На деле, мертворожденной она и была. Именно гуманистам мы обязаны курьезной идеей о «классическом» периоде в языке — правильном и нормативном настолько, что все предшествующее следует считать незрелым и архаичным, а все последующее — упадком. Так, Скалигер учит нас, что латынь была «грубой» у Плавта, «зрелой» — от Теренция до Вергилия, «декадентской» — у Марциала и Ювенала, «старческой» — у Авсония[49]
(«Поэтика»). Вида Кремонский[50], взяв предмет еще шире, утверждает, что после Гомера вся греческая поэзия переживала упадок. Однажды установившись, этот предрассудок привел к убеждению, что писать на латинском языке хорошо в XV и XVI веках можно было, лишь рабски копируя стиль авторов далекого прошлого. Так был положен конец живому развитию латинского языка, диктуемому потребностями новых талантов и новыми темами; так, коснувшись латинского языка «своим холодным и сухим жезлом»[51], классический дух завершил его историю.
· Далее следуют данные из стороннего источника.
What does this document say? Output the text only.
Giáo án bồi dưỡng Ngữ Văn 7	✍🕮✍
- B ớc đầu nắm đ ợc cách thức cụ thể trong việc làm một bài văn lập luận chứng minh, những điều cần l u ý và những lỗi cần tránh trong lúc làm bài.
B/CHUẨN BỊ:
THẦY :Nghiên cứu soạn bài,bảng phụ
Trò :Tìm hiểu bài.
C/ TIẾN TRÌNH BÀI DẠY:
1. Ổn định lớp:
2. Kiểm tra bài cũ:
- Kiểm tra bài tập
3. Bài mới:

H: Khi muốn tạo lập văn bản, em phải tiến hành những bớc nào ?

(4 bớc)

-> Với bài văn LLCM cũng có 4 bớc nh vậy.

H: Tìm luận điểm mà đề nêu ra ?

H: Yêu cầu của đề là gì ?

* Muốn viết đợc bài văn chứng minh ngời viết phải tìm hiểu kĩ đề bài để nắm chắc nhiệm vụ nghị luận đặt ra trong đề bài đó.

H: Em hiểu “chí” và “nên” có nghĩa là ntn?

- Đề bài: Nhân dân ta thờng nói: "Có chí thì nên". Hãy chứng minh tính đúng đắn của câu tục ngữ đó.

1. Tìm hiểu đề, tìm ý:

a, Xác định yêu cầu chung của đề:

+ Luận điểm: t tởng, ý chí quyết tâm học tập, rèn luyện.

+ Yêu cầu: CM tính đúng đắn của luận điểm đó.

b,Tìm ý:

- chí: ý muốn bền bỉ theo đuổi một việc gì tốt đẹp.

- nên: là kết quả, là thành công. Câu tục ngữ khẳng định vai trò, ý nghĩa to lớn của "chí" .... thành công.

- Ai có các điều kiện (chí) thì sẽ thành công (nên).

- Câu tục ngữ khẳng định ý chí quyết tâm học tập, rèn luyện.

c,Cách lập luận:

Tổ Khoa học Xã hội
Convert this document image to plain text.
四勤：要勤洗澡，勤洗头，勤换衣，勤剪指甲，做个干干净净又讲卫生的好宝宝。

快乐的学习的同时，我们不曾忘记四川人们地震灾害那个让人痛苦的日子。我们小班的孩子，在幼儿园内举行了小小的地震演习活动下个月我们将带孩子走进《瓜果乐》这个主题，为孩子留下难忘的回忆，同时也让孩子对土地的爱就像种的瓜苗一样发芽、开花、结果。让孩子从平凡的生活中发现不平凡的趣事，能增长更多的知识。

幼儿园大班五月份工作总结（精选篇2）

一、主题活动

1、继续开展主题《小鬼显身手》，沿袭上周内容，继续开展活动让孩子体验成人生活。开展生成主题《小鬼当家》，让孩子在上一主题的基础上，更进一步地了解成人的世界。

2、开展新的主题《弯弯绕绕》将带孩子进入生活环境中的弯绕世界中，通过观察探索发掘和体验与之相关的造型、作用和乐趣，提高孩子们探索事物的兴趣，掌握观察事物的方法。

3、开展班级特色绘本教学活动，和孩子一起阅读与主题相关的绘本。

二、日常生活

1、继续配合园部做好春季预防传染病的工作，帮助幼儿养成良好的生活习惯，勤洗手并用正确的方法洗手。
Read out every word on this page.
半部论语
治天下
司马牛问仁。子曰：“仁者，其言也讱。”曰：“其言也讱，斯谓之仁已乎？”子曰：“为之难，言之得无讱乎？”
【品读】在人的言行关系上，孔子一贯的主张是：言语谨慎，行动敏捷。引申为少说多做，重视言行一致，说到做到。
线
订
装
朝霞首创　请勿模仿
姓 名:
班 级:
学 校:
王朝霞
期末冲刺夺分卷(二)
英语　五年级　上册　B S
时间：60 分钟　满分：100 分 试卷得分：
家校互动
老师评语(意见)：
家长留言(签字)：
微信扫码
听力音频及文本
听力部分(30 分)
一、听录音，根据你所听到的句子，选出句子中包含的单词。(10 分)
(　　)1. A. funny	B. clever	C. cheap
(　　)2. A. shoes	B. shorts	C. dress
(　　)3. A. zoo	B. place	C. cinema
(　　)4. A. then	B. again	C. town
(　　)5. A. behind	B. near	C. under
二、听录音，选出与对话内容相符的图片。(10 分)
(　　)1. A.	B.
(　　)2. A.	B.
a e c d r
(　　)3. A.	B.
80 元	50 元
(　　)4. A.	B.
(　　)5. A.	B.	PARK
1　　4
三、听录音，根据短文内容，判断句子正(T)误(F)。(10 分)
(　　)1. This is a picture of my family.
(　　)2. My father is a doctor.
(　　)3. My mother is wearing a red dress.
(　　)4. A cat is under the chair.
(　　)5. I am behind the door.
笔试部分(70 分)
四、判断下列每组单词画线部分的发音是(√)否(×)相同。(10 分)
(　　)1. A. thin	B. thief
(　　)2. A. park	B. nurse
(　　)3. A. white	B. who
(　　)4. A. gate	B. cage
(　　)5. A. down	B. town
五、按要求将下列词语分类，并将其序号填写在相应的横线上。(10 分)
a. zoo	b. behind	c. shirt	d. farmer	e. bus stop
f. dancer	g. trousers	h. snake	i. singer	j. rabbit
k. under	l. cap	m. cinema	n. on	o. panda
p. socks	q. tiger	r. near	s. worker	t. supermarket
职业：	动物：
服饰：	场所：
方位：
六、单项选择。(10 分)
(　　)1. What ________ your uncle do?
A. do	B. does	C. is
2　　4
Конечно, гуманисты мечтали не об этом. Они надеялись сохранить латынь в качестве живого эсперанто Европы, запустив великий механизм лингвистических перемен вспять — ко временам Цицерона. С этой точки зрения гуманизм оказался великим возвращением к старине, причем с непоправимыми последствиями. Гуманисты сумели прикончить средневековую латынь, но не сумели вдохнуть жизнь в свой педантично реставрированный стиль века Августа. Еще до того, как они перестали говорить о возрождении латыни, стало ясно, что в реальности они воздвигли ей могильный памятник, в строительство которого были вложены фантастические усилия и умения. Друг Бембо[52] по имени Лонголий связал себя клятвой не просто избегать любого слова, которого нет у Цицерона, но и любого слова в грамматическом числе и падеже, если они у того не встречаются. Возникло представление о совершенстве в отрицании: лучше избежать красивого оборота, чем допустить хотя бы намек на оскорбление строгого вкуса. Гуманисты соперничали, выискивая друг у друга и предавая анафеме «неклассические» слова, поэтому «дозволенный» язык постоянно беднел. Усилия неолатинских поэтов растрачивались на столь тщательное копирование древних, что результат напоминал не то подделку, не то сеанс ясновидения. Эти результаты часто радовали, но так, как радует разгадка трудной загадки.И гуманисты, и люди Средних веков, разумеется, смотрели на древних через призму своего вкуса и склада ума. Несомненно, так же поступаем и мы. Вплоть до недавнего времени считалось само собой разумеющимся, что средневековый взгляд на древних искажал их сильнее, чем взгляд гуманистов. И не удивительно, если учесть, что сами гуманисты заверили нас в том, что именно так обстоит дело и что мы получили наше знание латыни и греческого исключительно из их рук. Но стоит посмотреть на предмет собственными глазами, и мы согласимся с Буркхардтом[53]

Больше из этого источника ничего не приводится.